The researchers sampled air travel above base cell tumors and found a different profile of chemical compounds compared to skin situated at the same sites in salubrious control subjects.



"Our findings may someday allow doctors to screen for and diagnose skin cancers at very early stages," said Michelle Gallagher, PhD.



Human skin produces numerous airborne chemical molecules known as volatile organic compounds, or VOCs, many of which are odorous. In the study presented at the ACS, the researchers obtained VOC profiles from basal cell carcinoma sites in 11 patients and compared them to profiles from similar pelt sites in 11 sizable controls.



Both profiles contained the same array of chemicals; the difference involved the amounts of specific chemicals - some were increased and others decreased in samples from basal cubicle carcinoma sites.



The researchers design to characterise skin odor profiles associated with former forms of skin cancer, including squamous cell carcinoma and malignant melanoma, the about serious form of skin cancer.



To identify changes related to crab, the researchers first needful to identify a prescriptive profile for VOCs and to make up one's mind whether this profile varies as a function of age, grammatical gender or body site.



In research published on-line last month in the British Journal of Dermatology, Gallagher and collaborators sampled air to a higher place two skin sites - forearm and upper back - in 25 healthy male and female subjects, who ranged in age from 19 to 79.



Using gas chromatography-mass spectrometry techniques, they identified almost century different chemical compounds coming from skin.

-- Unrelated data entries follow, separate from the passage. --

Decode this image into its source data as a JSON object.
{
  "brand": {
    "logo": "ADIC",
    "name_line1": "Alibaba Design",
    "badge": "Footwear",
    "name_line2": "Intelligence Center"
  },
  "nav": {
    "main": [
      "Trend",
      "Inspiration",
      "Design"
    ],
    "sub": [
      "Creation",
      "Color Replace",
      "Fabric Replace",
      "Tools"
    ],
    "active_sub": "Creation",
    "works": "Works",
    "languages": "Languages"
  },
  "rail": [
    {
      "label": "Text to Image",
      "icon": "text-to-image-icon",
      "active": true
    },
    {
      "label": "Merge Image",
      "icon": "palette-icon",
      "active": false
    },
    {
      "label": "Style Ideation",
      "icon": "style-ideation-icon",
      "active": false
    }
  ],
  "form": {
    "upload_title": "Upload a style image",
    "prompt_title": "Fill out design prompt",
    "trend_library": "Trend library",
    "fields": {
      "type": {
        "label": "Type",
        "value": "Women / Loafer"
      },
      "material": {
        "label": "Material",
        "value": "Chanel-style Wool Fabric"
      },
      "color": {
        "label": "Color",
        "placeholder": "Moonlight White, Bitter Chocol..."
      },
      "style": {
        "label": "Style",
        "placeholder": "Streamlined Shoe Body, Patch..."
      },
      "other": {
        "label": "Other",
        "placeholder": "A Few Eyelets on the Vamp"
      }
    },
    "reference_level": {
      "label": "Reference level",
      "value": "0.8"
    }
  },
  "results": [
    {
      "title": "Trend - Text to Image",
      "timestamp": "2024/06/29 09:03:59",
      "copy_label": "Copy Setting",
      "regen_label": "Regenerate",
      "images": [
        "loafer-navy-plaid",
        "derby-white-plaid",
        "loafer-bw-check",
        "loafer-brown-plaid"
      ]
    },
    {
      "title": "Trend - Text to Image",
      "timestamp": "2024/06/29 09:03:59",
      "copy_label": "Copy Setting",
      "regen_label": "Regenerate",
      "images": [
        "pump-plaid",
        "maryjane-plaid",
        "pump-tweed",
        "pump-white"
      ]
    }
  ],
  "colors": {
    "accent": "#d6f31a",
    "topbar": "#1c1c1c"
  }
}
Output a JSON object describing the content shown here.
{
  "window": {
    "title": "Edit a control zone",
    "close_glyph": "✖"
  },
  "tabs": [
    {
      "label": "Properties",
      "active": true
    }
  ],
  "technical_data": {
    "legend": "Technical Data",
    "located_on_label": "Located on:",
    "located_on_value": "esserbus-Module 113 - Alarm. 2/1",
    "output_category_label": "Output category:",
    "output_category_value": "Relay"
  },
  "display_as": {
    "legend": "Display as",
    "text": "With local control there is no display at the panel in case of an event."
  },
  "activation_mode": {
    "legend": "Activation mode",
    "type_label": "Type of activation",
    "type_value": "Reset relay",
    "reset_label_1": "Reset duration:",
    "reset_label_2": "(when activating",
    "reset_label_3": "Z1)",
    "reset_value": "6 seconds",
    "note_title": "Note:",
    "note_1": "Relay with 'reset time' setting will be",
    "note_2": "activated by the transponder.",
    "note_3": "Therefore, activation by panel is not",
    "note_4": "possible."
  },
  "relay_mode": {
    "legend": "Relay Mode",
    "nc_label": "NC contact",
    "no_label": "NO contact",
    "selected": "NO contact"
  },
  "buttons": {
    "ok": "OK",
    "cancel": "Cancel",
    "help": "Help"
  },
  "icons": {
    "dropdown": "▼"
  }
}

The normative skin profile varied 'tween the 2 body sites, with differences in both the types and concentrations of VOCs.

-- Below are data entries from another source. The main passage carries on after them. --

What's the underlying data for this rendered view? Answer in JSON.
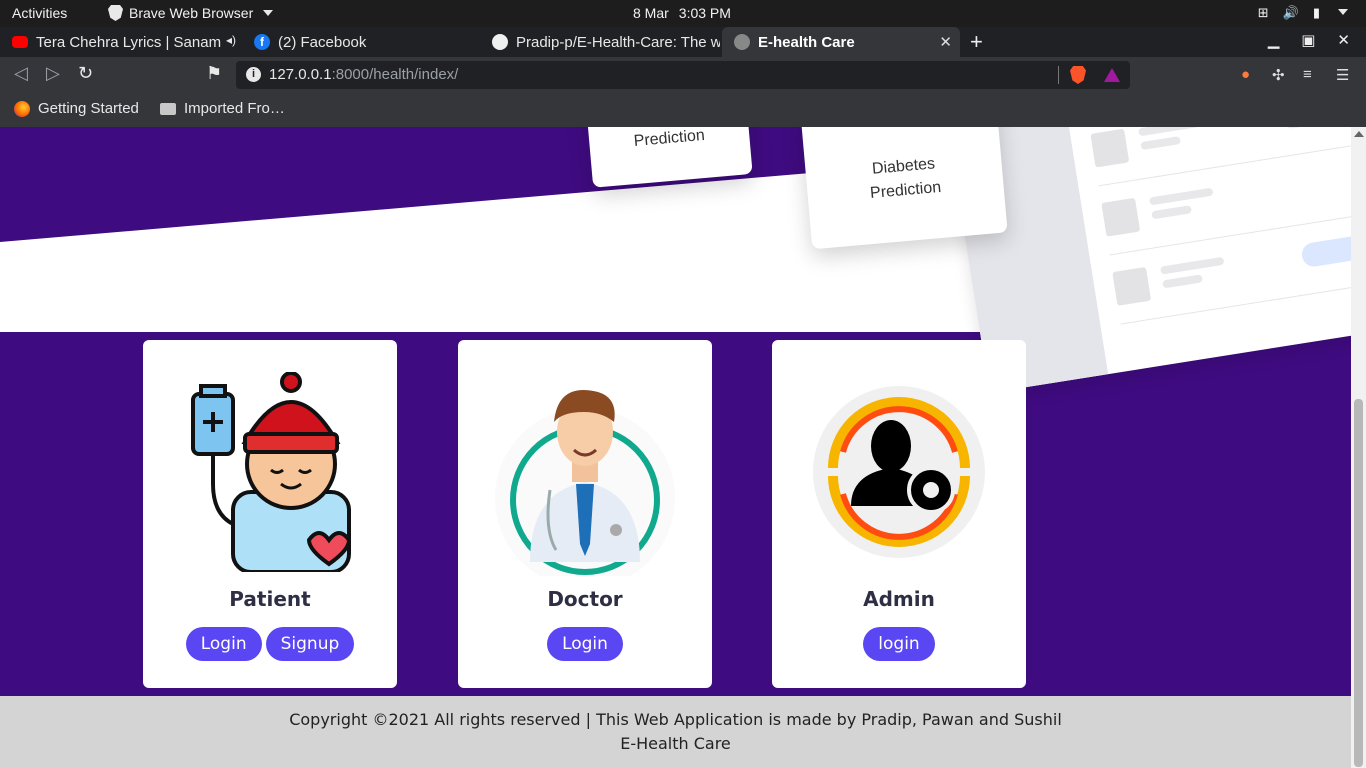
{
  "system": {
    "activities": "Activities",
    "app_name": "Brave Web Browser",
    "date": "8 Mar",
    "time": "3:03 PM"
  },
  "tabs": [
    {
      "label": "Tera Chehra Lyrics | Sanam",
      "icon": "youtube-icon",
      "color": "#ff0000"
    },
    {
      "label": "(2) Facebook",
      "icon": "facebook-icon",
      "color": "#1877f2"
    },
    {
      "label": "Pradip-p/E-Health-Care: The w",
      "icon": "github-icon",
      "color": "#f0f0f0"
    },
    {
      "label": "E-health Care",
      "icon": "globe-icon",
      "color": "#888888"
    }
  ],
  "address": {
    "host": "127.0.0.1",
    "path": ":8000/health/index/"
  },
  "bookmarks": [
    {
      "label": "Getting Started",
      "icon": "firefox-icon"
    },
    {
      "label": "Imported Fro…",
      "icon": "folder-icon"
    }
  ],
  "hero": {
    "card1": "Prediction",
    "card2_line1": "Diabetes",
    "card2_line2": "Prediction"
  },
  "cards": [
    {
      "title": "Patient",
      "buttons": [
        "Login",
        "Signup"
      ]
    },
    {
      "title": "Doctor",
      "buttons": [
        "Login"
      ]
    },
    {
      "title": "Admin",
      "buttons": [
        "login"
      ]
    }
  ],
  "footer": {
    "line1": "Copyright ©2021 All rights reserved | This Web Application is made by Pradip, Pawan and Sushil",
    "line2": "E-Health Care"
  },
  "colors": {
    "page_purple": "#3f0b80",
    "button": "#5a46f2",
    "footer_bg": "#d4d4d4"
  }
}
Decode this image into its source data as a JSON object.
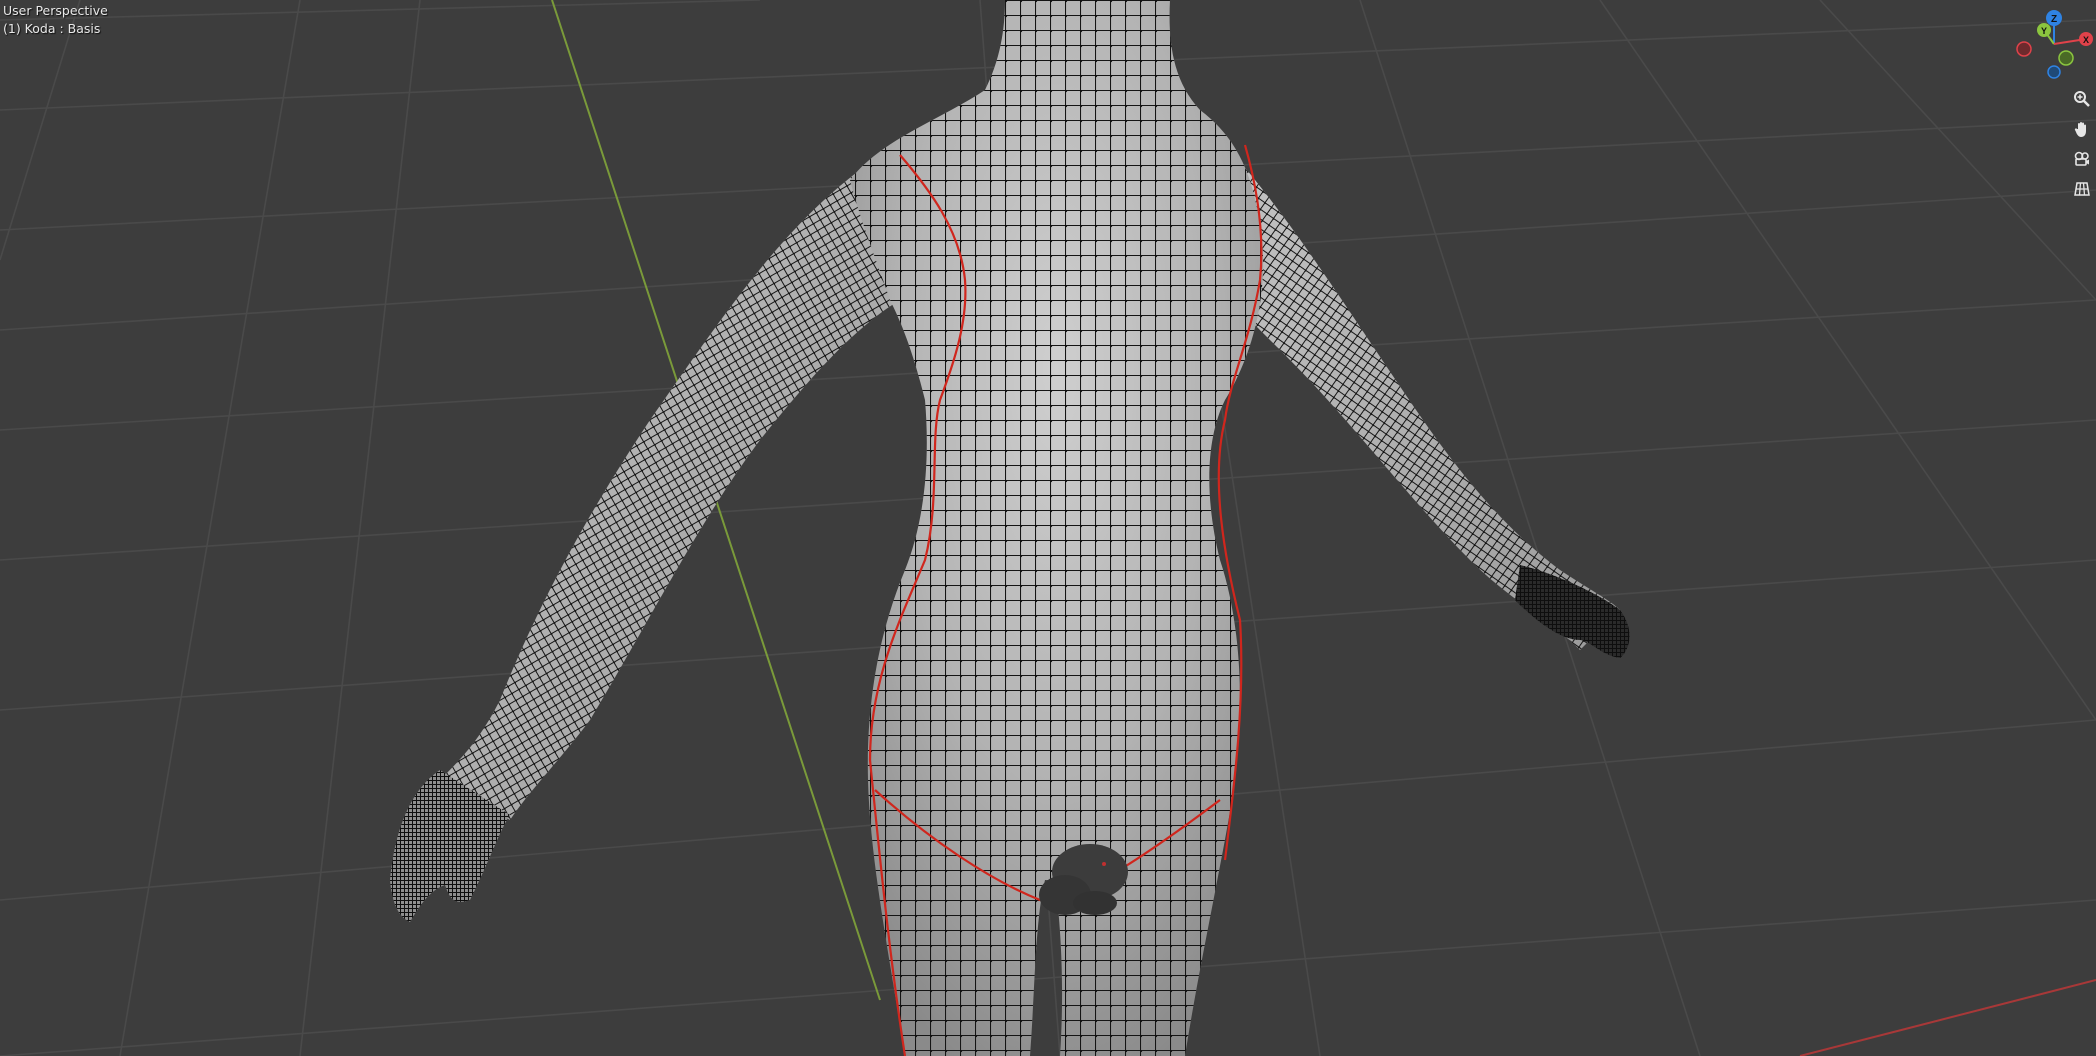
{
  "viewport": {
    "view_name": "User Perspective",
    "object_info": "(1) Koda : Basis"
  },
  "navigation_gizmo": {
    "axes": [
      {
        "name": "Z",
        "color": "#2f83e3"
      },
      {
        "name": "Y",
        "color": "#8bc53f"
      },
      {
        "name": "X",
        "color": "#e0424a"
      }
    ]
  },
  "nav_buttons": [
    {
      "name": "zoom",
      "icon": "magnifier-icon"
    },
    {
      "name": "pan",
      "icon": "hand-icon"
    },
    {
      "name": "camera",
      "icon": "camera-icon"
    },
    {
      "name": "ortho",
      "icon": "grid-icon"
    }
  ],
  "colors": {
    "background": "#3d3d3d",
    "grid_line": "#4a4a4a",
    "y_axis_line": "#7a9a3a",
    "x_axis_line": "#a83838",
    "mesh_surface": "#a9a9a9",
    "mesh_wire": "#141414",
    "seam": "#d0261d"
  }
}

Aging did non influence the types of VOCs establish in the profiles; even so, certain chemicals were present in greater amounts in older versus younger subjects.



This work provides the number one comprehensive characterization of cutis volatile organic chemicals at sites other than the underarm in people of different ages and genders. Previous studies of human skin had used either male or female subjects and had only examined one skin area.

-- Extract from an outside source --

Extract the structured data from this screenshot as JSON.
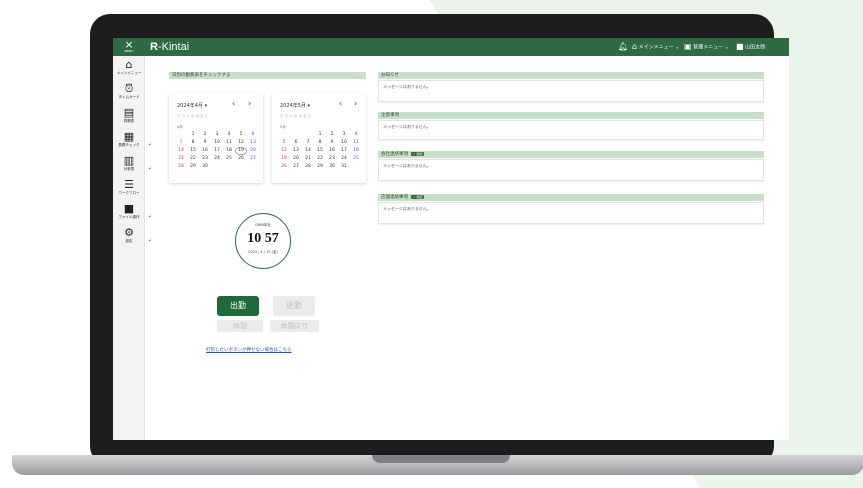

Implications of the research are wide-ranging. Together, the two studies may facilitate advance development of unexampled methods to analyze skin for signs of adapted health status.



"Chemical biomarkers may eventually do as objective clinical markers of disease if effective sensor engineering can be developed," aforesaid Monell analytical organic pill pusher George Preti, PhD.



Increased understanding of the chemicals related to to peel odor could also star to maturation of more effective anti-aging skin charge products.





Gallagher, a postdoctoral mate in Preti's laboratory at the time the research was through, currently is employed at Rohm and Haas, Spring House, PA.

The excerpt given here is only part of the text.